In this post, I showed you some basic entry points to start using Chainer. The first is how to install Chainer. Then we saw how to train a multi-layer perceptron with the MNIST dataset on Chainer, illustrating the efficiency of training on GPU, which you can get easily on Chainer. Finally, I indicated how to run the Caffe reference model on Chainer, which enables you to use pre-trained Caffe models out of the box.

As next steps, you may want to learn:

Playing with other Chainer examples.
Defining your own network models.
Implementing your own functions.

For details, Chainer’s official documentation will help you.

About the author

Masayuki Takagi is an entrepreneur and software engineer from Japan.

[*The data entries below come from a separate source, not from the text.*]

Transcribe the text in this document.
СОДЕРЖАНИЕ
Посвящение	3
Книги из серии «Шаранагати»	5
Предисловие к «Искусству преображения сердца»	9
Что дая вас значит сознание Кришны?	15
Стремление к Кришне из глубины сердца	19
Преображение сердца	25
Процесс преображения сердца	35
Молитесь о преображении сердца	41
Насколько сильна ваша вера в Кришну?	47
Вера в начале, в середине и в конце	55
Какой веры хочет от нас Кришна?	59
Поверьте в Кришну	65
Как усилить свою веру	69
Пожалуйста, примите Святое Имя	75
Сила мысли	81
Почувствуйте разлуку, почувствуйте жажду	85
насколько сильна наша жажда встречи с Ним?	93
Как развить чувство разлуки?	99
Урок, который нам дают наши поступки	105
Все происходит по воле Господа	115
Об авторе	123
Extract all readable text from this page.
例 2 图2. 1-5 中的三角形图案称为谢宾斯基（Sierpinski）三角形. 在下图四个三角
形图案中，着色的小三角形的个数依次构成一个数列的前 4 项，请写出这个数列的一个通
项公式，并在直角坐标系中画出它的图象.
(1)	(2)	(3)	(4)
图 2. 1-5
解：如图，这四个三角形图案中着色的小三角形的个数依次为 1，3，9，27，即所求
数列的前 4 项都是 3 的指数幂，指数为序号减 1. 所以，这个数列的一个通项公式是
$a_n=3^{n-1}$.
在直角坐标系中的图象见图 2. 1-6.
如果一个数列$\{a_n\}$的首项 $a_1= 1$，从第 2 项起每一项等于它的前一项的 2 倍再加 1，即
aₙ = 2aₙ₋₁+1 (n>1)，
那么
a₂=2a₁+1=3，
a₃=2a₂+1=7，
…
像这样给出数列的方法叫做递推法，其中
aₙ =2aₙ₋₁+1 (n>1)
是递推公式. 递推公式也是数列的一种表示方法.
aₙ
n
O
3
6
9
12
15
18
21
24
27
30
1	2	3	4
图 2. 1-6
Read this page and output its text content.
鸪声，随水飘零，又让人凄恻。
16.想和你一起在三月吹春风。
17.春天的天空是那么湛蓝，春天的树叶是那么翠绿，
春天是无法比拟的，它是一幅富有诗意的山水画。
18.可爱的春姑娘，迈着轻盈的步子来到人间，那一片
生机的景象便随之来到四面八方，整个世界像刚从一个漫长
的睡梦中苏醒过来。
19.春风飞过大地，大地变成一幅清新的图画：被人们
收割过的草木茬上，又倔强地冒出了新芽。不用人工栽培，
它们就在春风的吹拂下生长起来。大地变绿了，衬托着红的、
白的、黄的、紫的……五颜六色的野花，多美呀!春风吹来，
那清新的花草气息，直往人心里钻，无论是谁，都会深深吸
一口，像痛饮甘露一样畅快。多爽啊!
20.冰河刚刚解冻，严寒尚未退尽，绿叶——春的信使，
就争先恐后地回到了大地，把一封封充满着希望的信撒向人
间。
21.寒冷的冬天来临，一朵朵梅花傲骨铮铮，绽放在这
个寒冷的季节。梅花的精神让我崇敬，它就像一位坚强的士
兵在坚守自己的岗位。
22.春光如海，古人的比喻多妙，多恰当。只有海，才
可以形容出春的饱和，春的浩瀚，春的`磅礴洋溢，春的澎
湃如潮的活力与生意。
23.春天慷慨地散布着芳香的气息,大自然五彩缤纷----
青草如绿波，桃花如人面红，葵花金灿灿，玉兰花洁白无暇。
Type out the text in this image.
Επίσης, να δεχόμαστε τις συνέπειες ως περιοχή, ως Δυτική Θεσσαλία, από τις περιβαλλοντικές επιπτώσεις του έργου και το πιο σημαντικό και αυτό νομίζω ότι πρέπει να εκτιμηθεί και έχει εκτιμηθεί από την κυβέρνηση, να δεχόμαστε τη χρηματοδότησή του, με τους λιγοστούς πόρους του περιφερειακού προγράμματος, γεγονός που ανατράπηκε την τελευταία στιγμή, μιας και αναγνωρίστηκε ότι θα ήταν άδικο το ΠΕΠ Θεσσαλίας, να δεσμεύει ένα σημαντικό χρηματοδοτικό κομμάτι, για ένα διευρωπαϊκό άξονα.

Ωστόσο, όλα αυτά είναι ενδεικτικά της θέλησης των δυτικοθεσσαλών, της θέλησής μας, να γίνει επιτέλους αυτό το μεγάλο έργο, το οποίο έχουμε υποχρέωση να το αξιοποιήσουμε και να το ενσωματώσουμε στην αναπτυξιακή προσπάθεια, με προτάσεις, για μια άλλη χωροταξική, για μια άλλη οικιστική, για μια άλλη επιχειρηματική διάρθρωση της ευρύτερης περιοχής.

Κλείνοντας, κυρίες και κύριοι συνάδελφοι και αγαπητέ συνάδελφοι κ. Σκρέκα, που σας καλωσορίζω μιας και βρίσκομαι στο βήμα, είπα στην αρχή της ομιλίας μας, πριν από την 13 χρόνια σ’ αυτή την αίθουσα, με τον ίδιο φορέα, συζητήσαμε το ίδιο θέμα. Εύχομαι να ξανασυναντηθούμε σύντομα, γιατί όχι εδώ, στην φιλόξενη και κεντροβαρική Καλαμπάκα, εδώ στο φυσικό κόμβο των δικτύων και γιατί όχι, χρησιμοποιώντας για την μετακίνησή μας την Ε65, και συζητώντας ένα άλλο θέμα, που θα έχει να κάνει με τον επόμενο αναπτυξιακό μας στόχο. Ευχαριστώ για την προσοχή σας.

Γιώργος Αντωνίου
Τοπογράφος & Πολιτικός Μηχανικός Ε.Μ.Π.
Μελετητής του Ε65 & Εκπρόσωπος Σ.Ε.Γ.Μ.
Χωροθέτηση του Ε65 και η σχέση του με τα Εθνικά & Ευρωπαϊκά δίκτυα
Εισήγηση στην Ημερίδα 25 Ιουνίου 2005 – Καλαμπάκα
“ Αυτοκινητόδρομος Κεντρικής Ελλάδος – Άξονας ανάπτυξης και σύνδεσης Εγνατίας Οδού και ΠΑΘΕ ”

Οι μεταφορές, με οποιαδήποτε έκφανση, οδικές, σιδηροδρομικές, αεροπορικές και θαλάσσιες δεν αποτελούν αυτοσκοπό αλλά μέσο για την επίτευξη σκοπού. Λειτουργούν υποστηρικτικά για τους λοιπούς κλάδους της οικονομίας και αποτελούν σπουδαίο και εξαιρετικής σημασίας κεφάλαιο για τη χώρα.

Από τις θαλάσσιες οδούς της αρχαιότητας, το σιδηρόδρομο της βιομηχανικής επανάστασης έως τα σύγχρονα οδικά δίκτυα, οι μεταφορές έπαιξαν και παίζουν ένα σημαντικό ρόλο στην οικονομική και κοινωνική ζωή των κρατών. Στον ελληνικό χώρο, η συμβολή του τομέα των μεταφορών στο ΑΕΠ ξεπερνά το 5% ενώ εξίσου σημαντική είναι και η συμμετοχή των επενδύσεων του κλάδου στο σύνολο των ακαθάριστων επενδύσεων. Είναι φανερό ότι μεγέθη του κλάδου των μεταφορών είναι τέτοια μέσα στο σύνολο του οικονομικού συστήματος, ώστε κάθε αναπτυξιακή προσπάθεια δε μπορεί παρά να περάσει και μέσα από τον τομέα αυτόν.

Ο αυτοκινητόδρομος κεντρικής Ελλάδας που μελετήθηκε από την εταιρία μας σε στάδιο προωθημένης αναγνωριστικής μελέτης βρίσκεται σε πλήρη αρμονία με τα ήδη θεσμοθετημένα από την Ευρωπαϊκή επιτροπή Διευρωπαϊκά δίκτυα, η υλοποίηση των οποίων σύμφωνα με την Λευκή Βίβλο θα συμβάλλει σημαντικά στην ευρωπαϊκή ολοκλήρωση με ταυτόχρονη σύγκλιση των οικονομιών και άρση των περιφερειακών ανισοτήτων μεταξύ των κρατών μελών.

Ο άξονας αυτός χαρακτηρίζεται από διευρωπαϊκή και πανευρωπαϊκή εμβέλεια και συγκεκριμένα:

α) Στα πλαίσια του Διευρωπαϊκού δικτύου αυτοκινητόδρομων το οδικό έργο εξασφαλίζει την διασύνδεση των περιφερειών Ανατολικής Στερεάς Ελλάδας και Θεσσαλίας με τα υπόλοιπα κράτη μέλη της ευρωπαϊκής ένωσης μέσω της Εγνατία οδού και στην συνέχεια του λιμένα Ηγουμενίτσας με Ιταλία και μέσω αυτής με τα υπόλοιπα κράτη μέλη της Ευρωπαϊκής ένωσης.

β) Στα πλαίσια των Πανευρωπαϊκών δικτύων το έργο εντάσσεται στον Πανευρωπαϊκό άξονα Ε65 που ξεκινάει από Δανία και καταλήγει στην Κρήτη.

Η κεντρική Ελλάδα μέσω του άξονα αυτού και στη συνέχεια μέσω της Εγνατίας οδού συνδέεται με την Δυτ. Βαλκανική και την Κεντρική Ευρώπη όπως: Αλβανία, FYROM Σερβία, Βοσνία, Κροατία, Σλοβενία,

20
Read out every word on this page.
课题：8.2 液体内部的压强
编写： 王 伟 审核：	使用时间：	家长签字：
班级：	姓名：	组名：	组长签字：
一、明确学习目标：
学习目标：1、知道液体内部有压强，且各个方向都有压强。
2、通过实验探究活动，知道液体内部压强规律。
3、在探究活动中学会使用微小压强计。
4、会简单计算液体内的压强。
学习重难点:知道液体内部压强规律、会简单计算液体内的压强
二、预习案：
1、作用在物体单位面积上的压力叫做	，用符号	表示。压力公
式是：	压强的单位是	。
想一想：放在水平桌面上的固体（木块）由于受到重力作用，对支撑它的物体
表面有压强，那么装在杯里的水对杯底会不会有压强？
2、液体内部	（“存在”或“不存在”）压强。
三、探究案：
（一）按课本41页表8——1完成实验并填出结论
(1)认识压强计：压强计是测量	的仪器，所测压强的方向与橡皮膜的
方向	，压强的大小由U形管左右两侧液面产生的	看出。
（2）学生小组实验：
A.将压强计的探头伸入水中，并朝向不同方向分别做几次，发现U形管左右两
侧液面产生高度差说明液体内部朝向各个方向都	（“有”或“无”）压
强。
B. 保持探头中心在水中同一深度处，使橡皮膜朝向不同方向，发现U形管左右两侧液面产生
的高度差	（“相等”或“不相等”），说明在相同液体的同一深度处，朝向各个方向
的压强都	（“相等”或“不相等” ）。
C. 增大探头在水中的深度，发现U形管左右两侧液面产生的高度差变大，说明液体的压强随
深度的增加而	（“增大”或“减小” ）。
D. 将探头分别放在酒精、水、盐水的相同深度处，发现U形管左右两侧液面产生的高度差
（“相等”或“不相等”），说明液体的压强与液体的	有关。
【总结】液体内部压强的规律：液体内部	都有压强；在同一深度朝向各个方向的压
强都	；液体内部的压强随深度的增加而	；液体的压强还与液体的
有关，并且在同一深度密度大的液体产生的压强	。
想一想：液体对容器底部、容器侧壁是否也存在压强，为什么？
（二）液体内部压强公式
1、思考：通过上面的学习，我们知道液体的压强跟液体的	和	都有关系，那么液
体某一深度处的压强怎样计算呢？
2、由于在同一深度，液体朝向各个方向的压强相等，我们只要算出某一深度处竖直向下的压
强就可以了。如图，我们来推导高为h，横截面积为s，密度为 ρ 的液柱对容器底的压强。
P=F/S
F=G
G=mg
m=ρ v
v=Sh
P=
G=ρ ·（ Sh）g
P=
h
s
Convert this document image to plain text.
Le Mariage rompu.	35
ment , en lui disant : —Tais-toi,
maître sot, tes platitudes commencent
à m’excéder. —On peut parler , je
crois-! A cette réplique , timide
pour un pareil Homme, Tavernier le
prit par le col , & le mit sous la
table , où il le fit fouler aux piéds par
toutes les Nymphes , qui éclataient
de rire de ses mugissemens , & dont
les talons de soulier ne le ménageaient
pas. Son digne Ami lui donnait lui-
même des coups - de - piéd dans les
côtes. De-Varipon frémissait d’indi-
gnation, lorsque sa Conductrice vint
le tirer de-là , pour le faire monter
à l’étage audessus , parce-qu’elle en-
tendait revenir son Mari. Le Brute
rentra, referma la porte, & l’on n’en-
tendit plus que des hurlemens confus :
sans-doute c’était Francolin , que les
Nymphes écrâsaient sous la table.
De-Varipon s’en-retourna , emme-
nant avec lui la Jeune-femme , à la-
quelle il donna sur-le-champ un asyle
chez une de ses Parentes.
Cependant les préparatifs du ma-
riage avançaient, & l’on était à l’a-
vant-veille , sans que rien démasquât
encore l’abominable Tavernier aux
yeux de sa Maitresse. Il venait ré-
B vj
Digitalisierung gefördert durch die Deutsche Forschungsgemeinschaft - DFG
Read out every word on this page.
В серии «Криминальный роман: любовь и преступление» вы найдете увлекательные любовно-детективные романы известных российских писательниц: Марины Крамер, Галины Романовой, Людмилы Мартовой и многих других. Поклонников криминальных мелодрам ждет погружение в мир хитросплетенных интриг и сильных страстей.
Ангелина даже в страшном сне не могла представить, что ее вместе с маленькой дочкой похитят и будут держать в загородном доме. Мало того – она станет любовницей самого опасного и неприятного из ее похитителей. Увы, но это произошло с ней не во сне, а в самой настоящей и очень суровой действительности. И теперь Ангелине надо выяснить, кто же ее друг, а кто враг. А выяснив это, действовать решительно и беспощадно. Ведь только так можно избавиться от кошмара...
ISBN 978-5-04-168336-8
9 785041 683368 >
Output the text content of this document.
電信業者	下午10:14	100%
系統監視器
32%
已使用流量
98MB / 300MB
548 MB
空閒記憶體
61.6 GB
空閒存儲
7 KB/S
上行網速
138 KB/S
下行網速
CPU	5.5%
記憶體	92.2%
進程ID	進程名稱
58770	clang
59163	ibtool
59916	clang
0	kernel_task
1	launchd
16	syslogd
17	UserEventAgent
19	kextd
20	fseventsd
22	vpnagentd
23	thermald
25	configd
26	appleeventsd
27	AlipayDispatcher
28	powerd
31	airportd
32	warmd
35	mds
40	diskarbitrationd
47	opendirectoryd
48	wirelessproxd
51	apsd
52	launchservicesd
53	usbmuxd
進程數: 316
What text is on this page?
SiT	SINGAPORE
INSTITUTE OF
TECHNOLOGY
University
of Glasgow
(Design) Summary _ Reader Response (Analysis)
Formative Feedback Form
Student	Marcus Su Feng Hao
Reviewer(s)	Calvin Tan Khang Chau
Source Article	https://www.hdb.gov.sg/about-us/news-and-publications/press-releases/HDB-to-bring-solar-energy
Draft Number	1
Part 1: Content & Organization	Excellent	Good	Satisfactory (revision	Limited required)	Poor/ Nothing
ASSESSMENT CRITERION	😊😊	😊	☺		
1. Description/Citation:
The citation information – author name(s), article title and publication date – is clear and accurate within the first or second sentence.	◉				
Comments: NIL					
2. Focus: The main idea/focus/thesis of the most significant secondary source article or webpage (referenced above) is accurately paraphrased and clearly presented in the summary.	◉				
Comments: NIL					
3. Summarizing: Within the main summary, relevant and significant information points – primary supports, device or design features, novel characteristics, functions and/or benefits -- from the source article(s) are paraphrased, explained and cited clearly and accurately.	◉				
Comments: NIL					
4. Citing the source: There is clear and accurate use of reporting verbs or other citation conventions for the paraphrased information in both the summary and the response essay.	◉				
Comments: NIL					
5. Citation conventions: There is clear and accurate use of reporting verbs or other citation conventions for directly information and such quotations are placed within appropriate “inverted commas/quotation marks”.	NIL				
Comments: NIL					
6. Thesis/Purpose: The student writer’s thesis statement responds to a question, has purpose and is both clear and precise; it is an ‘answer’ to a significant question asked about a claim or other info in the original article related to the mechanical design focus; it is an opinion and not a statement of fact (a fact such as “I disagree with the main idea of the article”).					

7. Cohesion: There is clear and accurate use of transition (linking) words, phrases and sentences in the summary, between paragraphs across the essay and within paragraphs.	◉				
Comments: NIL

His professional experience domains are advertising and deep learning, serving big Japanese corporations. His personal interests are fluid simulation, GPU computing, FPGA, and compiler and programming language design. Common Lisp is his most beloved programming language and he is the author of the cl-cuda library. Masayuki is a graduate of the university of Tokyo and lives in Tokyo with his buddy Plum, a long coat Chihuahua, and aco.